Released: 1994, Moonfog Productions
Reviewer: Michael De Los Muertos
Please note: I speak no Scandinavian languages and all the song titles are in Gothic script, so if I misspell something, forgive me.
When I originally bought this album years ago it was before I had a lot of familiarity with black metal, and I knew nothing of Darkthrone, or of Fenriz’s politics or views on race relations, or grisly murders of black metallers or anything like that. A friend described this as “Norwegian drinking songs, metalized.” Many years on that still remains a pretty accurate description of HOSTMORKE, and why, as someone who generally doesn’t listen to a lot of black metal, this album does surface in my CD player every couple of months.
Isengard was a short-lived side project of Fenriz, the bad boy behind Darkthrone, one of black metal’s most classic acts, and a few other collaborators who remain nameless.
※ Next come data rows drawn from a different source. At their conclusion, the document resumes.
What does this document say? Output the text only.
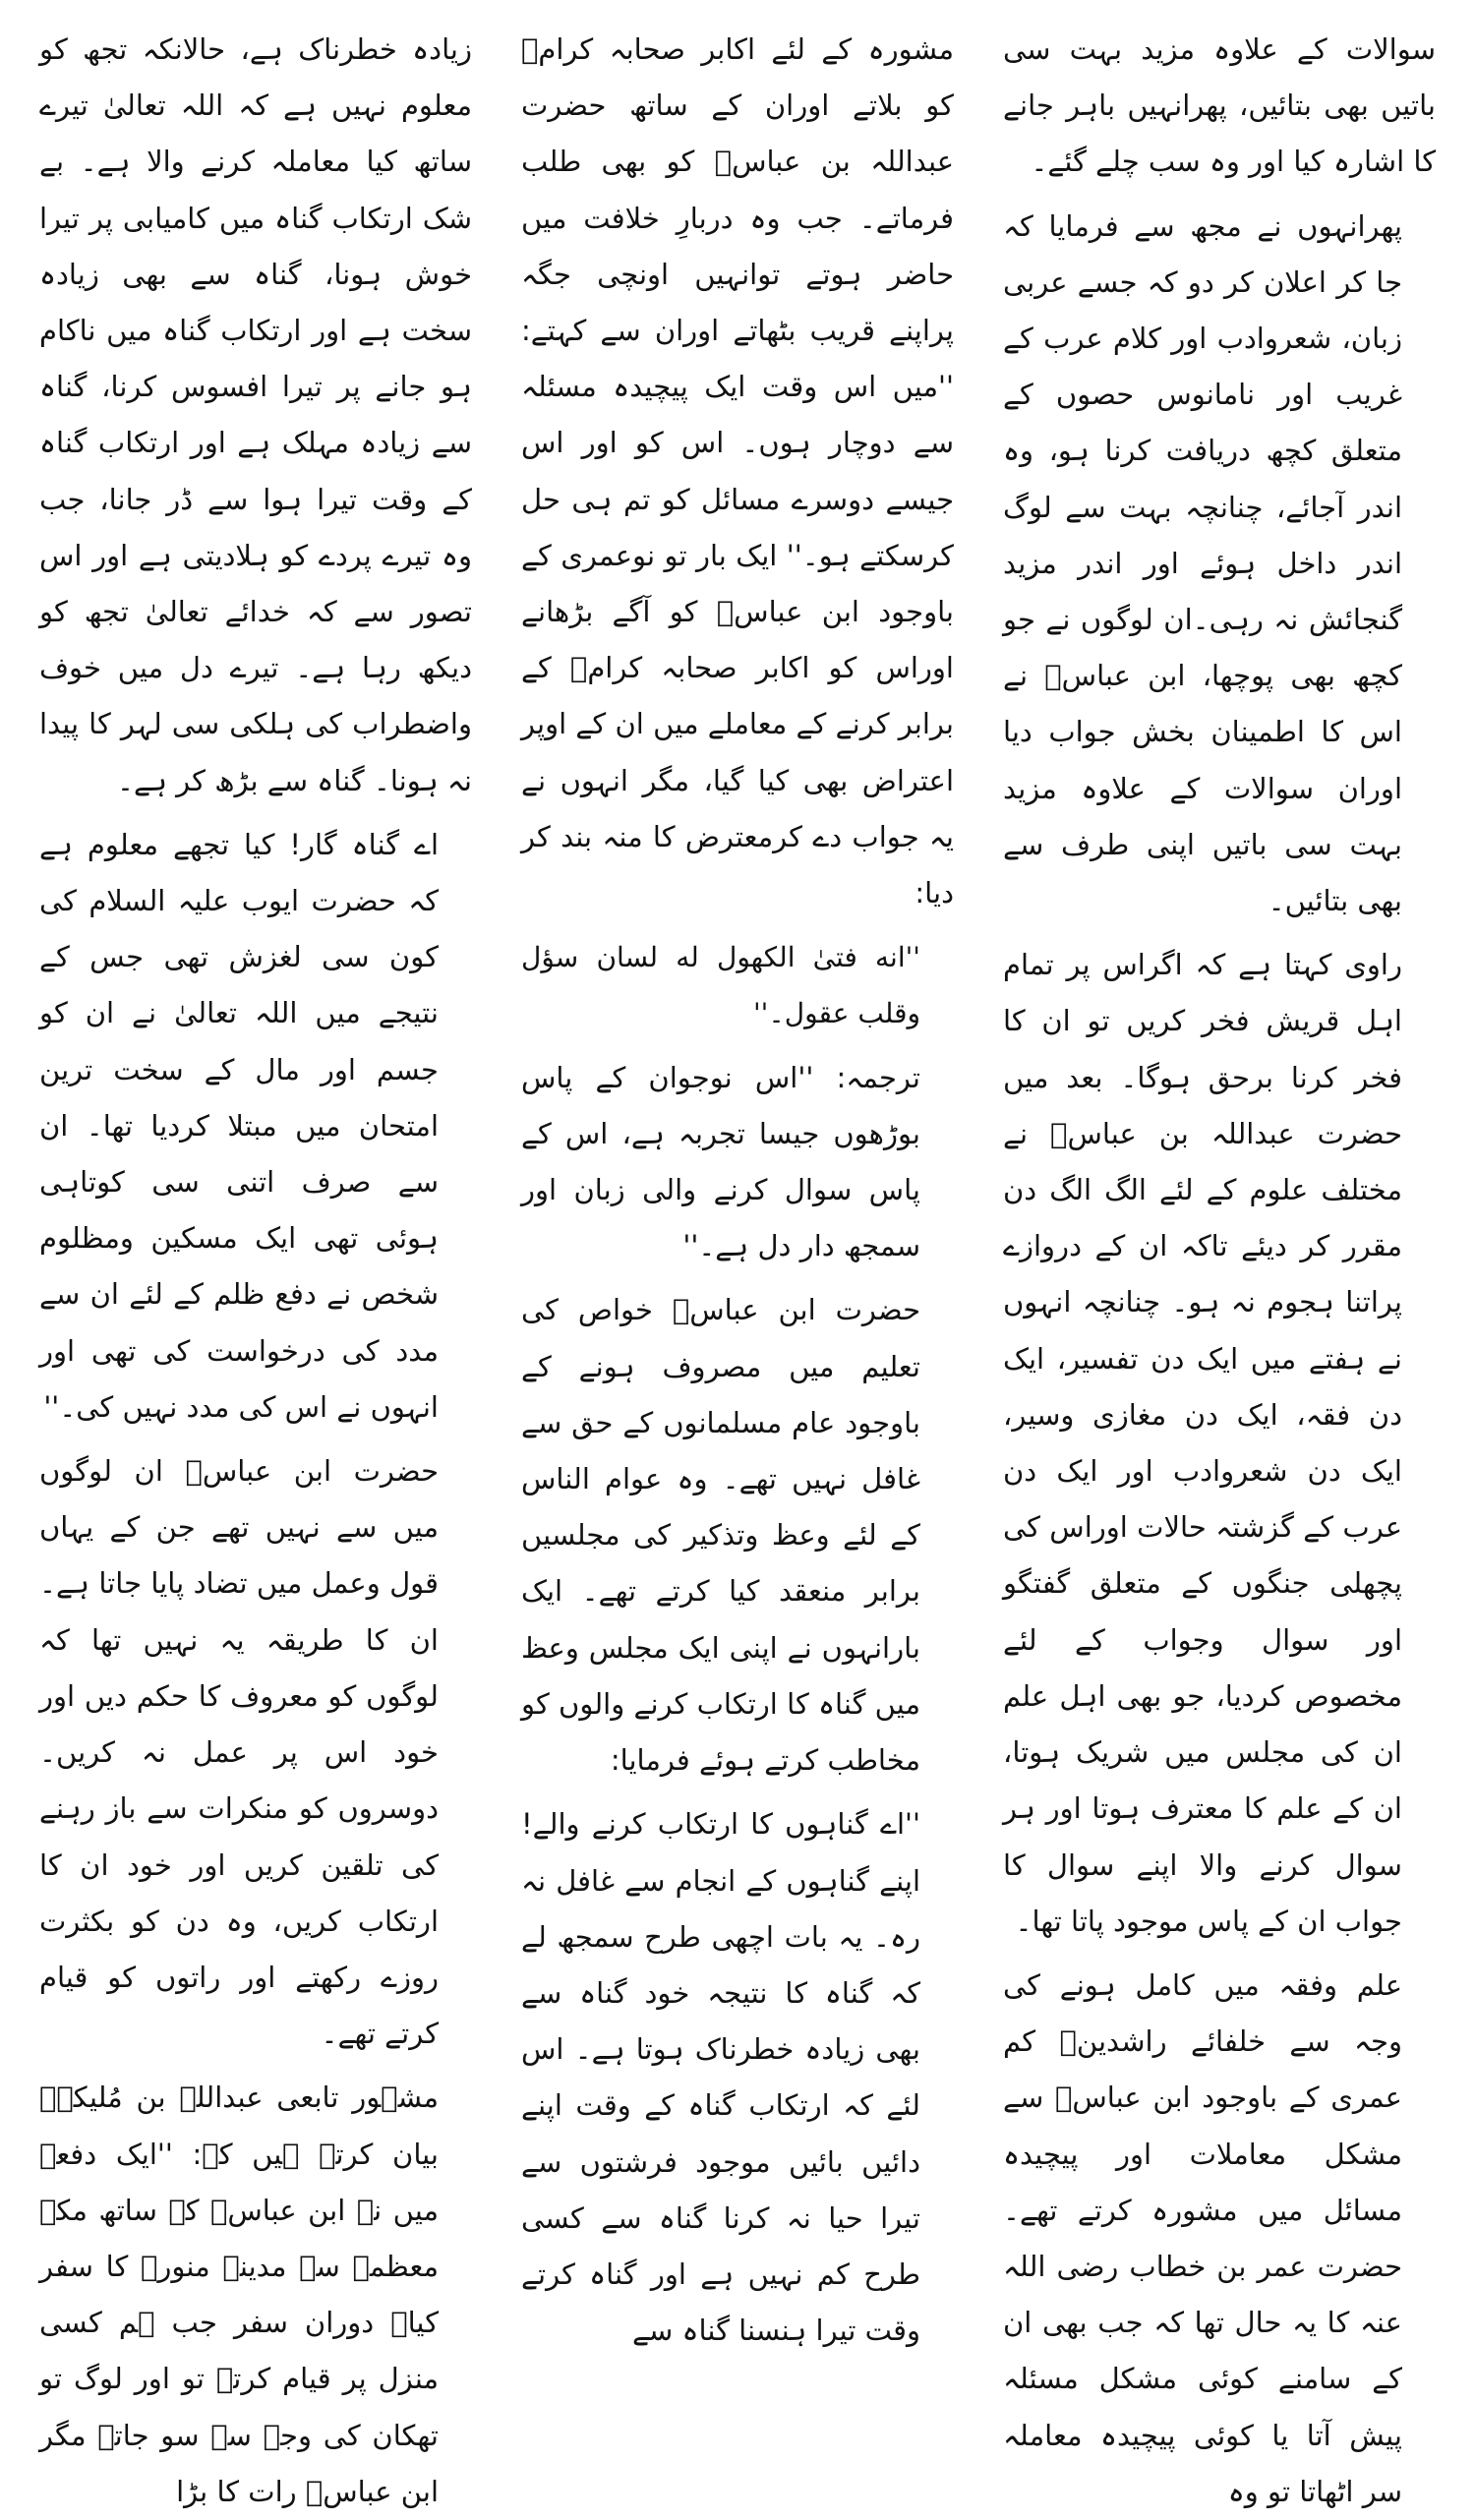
سوالات کے علاوہ مزید بہت سی باتیں بھی بتائیں، پھرانہیں باہر جانے کا اشارہ کیا اور وہ سب چلے گئے۔

پھرانہوں نے مجھ سے فرمایا کہ جا کر اعلان کر دو کہ جسے عربی زبان، شعروادب اور کلام عرب کے غریب اور نامانوس حصوں کے متعلق کچھ دریافت کرنا ہو، وہ اندر آجائے، چنانچہ بہت سے لوگ اندر داخل ہوئے اور اندر مزید گنجائش نہ رہی۔ان لوگوں نے جو کچھ بھی پوچھا، ابن عباسؓ نے اس کا اطمینان بخش جواب دیا اوران سوالات کے علاوہ مزید بہت سی باتیں اپنی طرف سے بھی بتائیں۔

راوی کہتا ہے کہ اگراس پر تمام اہل قریش فخر کریں تو ان کا فخر کرنا برحق ہوگا۔ بعد میں حضرت عبداللہ بن عباسؓ نے مختلف علوم کے لئے الگ الگ دن مقرر کر دیئے تاکہ ان کے دروازے پراتنا ہجوم نہ ہو۔ چنانچہ انہوں نے ہفتے میں ایک دن تفسیر، ایک دن فقہ، ایک دن مغازی وسیر، ایک دن شعروادب اور ایک دن عرب کے گزشتہ حالات اوراس کی پچھلی جنگوں کے متعلق گفتگو اور سوال وجواب کے لئے مخصوص کردیا، جو بھی اہل علم ان کی مجلس میں شریک ہوتا، ان کے علم کا معترف ہوتا اور ہر سوال کرنے والا اپنے سوال کا جواب ان کے پاس موجود پاتا تھا۔

علم وفقہ میں کامل ہونے کی وجہ سے خلفائے راشدینؓ کم عمری کے باوجود ابن عباسؓ سے مشکل معاملات اور پیچیدہ مسائل میں مشورہ کرتے تھے۔ حضرت عمر بن خطاب رضی اللہ عنہ کا یہ حال تھا کہ جب بھی ان کے سامنے کوئی مشکل مسئلہ پیش آتا یا کوئی پیچیدہ معاملہ سر اٹھاتا تو وہ

مشورہ کے لئے اکابر صحابہ کرامؓ کو بلاتے اوران کے ساتھ حضرت عبداللہ بن عباسؓ کو بھی طلب فرماتے۔ جب وہ دربارِ خلافت میں حاضر ہوتے توانہیں اونچی جگہ پراپنے قریب بٹھاتے اوران سے کہتے: ''میں اس وقت ایک پیچیدہ مسئلہ سے دوچار ہوں۔ اس کو اور اس جیسے دوسرے مسائل کو تم ہی حل کرسکتے ہو۔'' ایک بار تو نوعمری کے باوجود ابن عباسؓ کو آگے بڑھانے اوراس کو اکابر صحابہ کرامؓ کے برابر کرنے کے معاملے میں ان کے اوپر اعتراض بھی کیا گیا، مگر انہوں نے یہ جواب دے کرمعترض کا منہ بند کر دیا:

''انه فتیٰ الكهول له لسان سؤل وقلب عقول۔''

ترجمہ: ''اس نوجوان کے پاس بوڑھوں جیسا تجربہ ہے، اس کے پاس سوال کرنے والی زبان اور سمجھ دار دل ہے۔''

حضرت ابن عباسؓ خواص کی تعلیم میں مصروف ہونے کے باوجود عام مسلمانوں کے حق سے غافل نہیں تھے۔ وہ عوام الناس کے لئے وعظ وتذکیر کی مجلسیں برابر منعقد کیا کرتے تھے۔ ایک بارانہوں نے اپنی ایک مجلس وعظ میں گناہ کا ارتکاب کرنے والوں کو مخاطب کرتے ہوئے فرمایا:

''اے گناہوں کا ارتکاب کرنے والے! اپنے گناہوں کے انجام سے غافل نہ رہ۔ یہ بات اچھی طرح سمجھ لے کہ گناہ کا نتیجہ خود گناہ سے بھی زیادہ خطرناک ہوتا ہے۔ اس لئے کہ ارتکاب گناہ کے وقت اپنے دائیں بائیں موجود فرشتوں سے تیرا حیا نہ کرنا گناہ سے کسی طرح کم نہیں ہے اور گناہ کرتے وقت تیرا ہنسنا گناہ سے

زیادہ خطرناک ہے، حالانکہ تجھ کو معلوم نہیں ہے کہ اللہ تعالیٰ تیرے ساتھ کیا معاملہ کرنے والا ہے۔ بے شک ارتکاب گناہ میں کامیابی پر تیرا خوش ہونا، گناہ سے بھی زیادہ سخت ہے اور ارتکاب گناہ میں ناکام ہو جانے پر تیرا افسوس کرنا، گناہ سے زیادہ مہلک ہے اور ارتکاب گناہ کے وقت تیرا ہوا سے ڈر جانا، جب وہ تیرے پردے کو ہلادیتی ہے اور اس تصور سے کہ خدائے تعالیٰ تجھ کو دیکھ رہا ہے۔ تیرے دل میں خوف واضطراب کی ہلکی سی لہر کا پیدا نہ ہونا۔ گناہ سے بڑھ کر ہے۔

اے گناہ گار! کیا تجھے معلوم ہے کہ حضرت ایوب علیہ السلام کی کون سی لغزش تھی جس کے نتیجے میں اللہ تعالیٰ نے ان کو جسم اور مال کے سخت ترین امتحان میں مبتلا کردیا تھا۔ ان سے صرف اتنی سی کوتاہی ہوئی تھی ایک مسکین ومظلوم شخص نے دفع ظلم کے لئے ان سے مدد کی درخواست کی تھی اور انہوں نے اس کی مدد نہیں کی۔''

حضرت ابن عباسؓ ان لوگوں میں سے نہیں تھے جن کے یہاں قول وعمل میں تضاد پایا جاتا ہے۔ ان کا طریقہ یہ نہیں تھا کہ لوگوں کو معروف کا حکم دیں اور خود اس پر عمل نہ کریں۔ دوسروں کو منکرات سے باز رہنے کی تلقین کریں اور خود ان کا ارتکاب کریں، وہ دن کو بکثرت روزے رکھتے اور راتوں کو قیام کرتے تھے۔

مشہور تابعی عبداللہ بن مُلیکہؒ بیان کرتے ہیں کہ: ''ایک دفعہ میں نے ابن عباسؓ کے ساتھ مکہ معظمہ سے مدینہ منورہ کا سفر کیا۔ دوران سفر جب ہم کسی منزل پر قیام کرتے تو اور لوگ تو تھکان کی وجہ سے سو جاتے مگر ابن عباسؓ رات کا بڑا
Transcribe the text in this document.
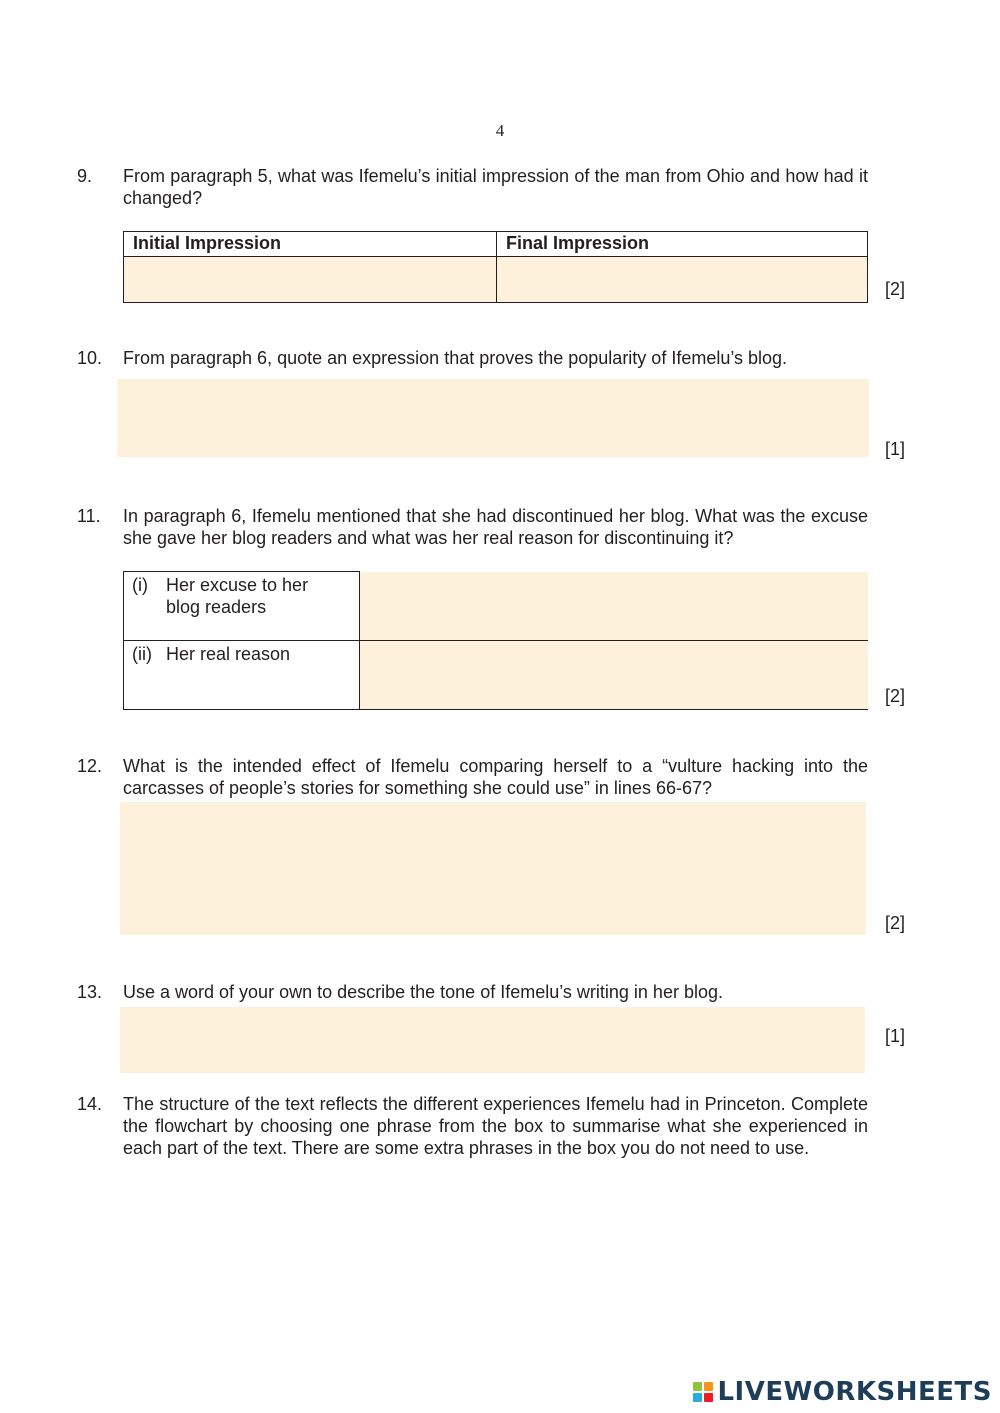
4
9. From paragraph 5, what was Ifemelu’s initial impression of the man from Ohio and how had it changed?
Initial Impression	Final Impression

[2]
10. From paragraph 6, quote an expression that proves the popularity of Ifemelu’s blog.
[1]
11. In paragraph 6, Ifemelu mentioned that she had discontinued her blog. What was the excuse she gave her blog readers and what was her real reason for discontinuing it?
(i) Her excuse to her
blog readers

(ii) Her real reason

[2]
12. What is the intended effect of Ifemelu comparing herself to a “vulture hacking into the carcasses of people’s stories for something she could use” in lines 66-67?
[2]
13. Use a word of your own to describe the tone of Ifemelu’s writing in her blog.
[1]
14. The structure of the text reflects the different experiences Ifemelu had in Princeton. Complete the flowchart by choosing one phrase from the box to summarise what she experienced in each part of the text. There are some extra phrases in the box you do not need to use.
LIVEWORKSHEETS
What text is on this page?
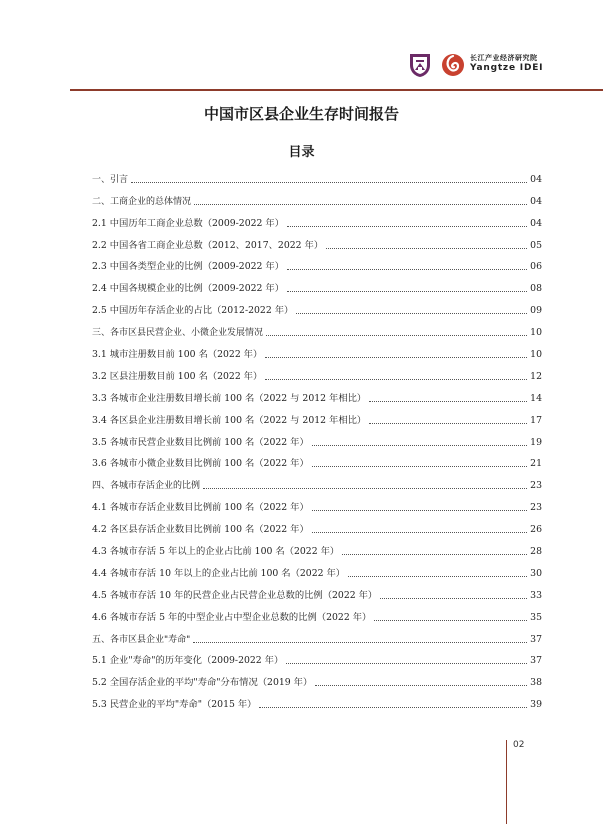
长江产业经济研究院
Yangtze IDEI
中国市区县企业生存时间报告
目录
一、引言	04
二、工商企业的总体情况	04
2.1 中国历年工商企业总数（2009-2022 年）	04
2.2 中国各省工商企业总数（2012、2017、2022 年）	05
2.3 中国各类型企业的比例（2009-2022 年）	06
2.4 中国各规模企业的比例（2009-2022 年）	08
2.5 中国历年存活企业的占比（2012-2022 年）	09
三、各市区县民营企业、小微企业发展情况	10
3.1 城市注册数目前 100 名（2022 年）	10
3.2 区县注册数目前 100 名（2022 年）	12
3.3 各城市企业注册数目增长前 100 名（2022 与 2012 年相比）	14
3.4 各区县企业注册数目增长前 100 名（2022 与 2012 年相比）	17
3.5 各城市民营企业数目比例前 100 名（2022 年）	19
3.6 各城市小微企业数目比例前 100 名（2022 年）	21
四、各城市存活企业的比例	23
4.1 各城市存活企业数目比例前 100 名（2022 年）	23
4.2 各区县存活企业数目比例前 100 名（2022 年）	26
4.3 各城市存活 5 年以上的企业占比前 100 名（2022 年）	28
4.4 各城市存活 10 年以上的企业占比前 100 名（2022 年）	30
4.5 各城市存活 10 年的民营企业占民营企业总数的比例（2022 年）	33
4.6 各城市存活 5 年的中型企业占中型企业总数的比例（2022 年）	35
五、各市区县企业"寿命"	37
5.1 企业"寿命"的历年变化（2009-2022 年）	37
5.2 全国存活企业的平均"寿命"分布情况（2019 年）	38
5.3 民营企业的平均"寿命"（2015 年）	39
02
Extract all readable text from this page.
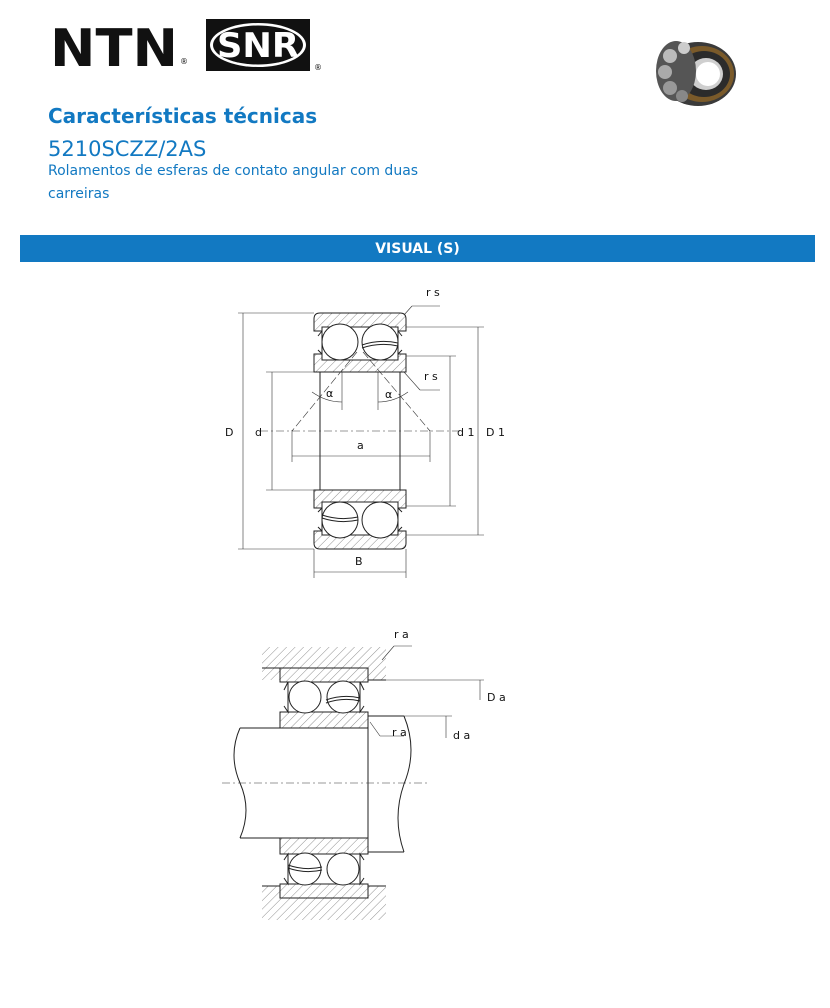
NTN ® SNR
®
Características técnicas
5210SCZZ/2AS

Rolamentos de esferas de contato angular com duas carreiras

VISUAL (S)
r s
r s
α	α
D d
a
d 1 D 1
B
r a
r a
D a
d a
Blasting to life with “Neslepaks,” which really does sound like a drinking song with heavy, grinding guitars, you know immediately you’re in for an interesting experience. Five of the seven tracks on HOSTMORKE have a very traditional Norse folk sound, while the last two are more standard black metal. Each track is quite unique in its own right and it’s difficult to pick a favorite, but I enjoy the dirgey, drunken-sounding melancholy of “I ei Gran Borti Nordre Usen,” which aside from its rhythm that makes you want to swing your drinking horn of mead to and fro seems kind of aimless, yet is darkly beautiful and compelling. I also like the guitar-driven, beer-swilling lament that is the fifth track, “Over de Syngende Ode Moer.” The two black metal tracks sound fairly standard to me, but I was never a tremendous fan of standard Darkthrone which is closer to what these tracks sound like than the folk-influenced tracks on the front of the album.
Be warned, this is an album made by die-hard black metallers in Norway in the early 1990s, and it sounds like it. The production is so dreadful it sounds like the tracks were called in from Norway on a telephone consisting of two tomato cans and a piece of string. As with the best of those primordial-sounding albums, however, it fits the material. These songs wouldn’t sound right if done up with crystal-clear production. Fenriz obviously knew exactly what he wanted, and he got it. To credit him with a stroke of brilliance I think is not overstating the case.
It’s difficult to explain why I enjoy this album, but I do. It’s definitely very different than anything else in my CD collection, and when I play it for people who are unfamiliar with black metal or folk metal, it’s usually quite surprising. This is a fun departure from the standard metal categories. HOSTMORKE is definitely worth buying, regardless of how well you may like black metal in general.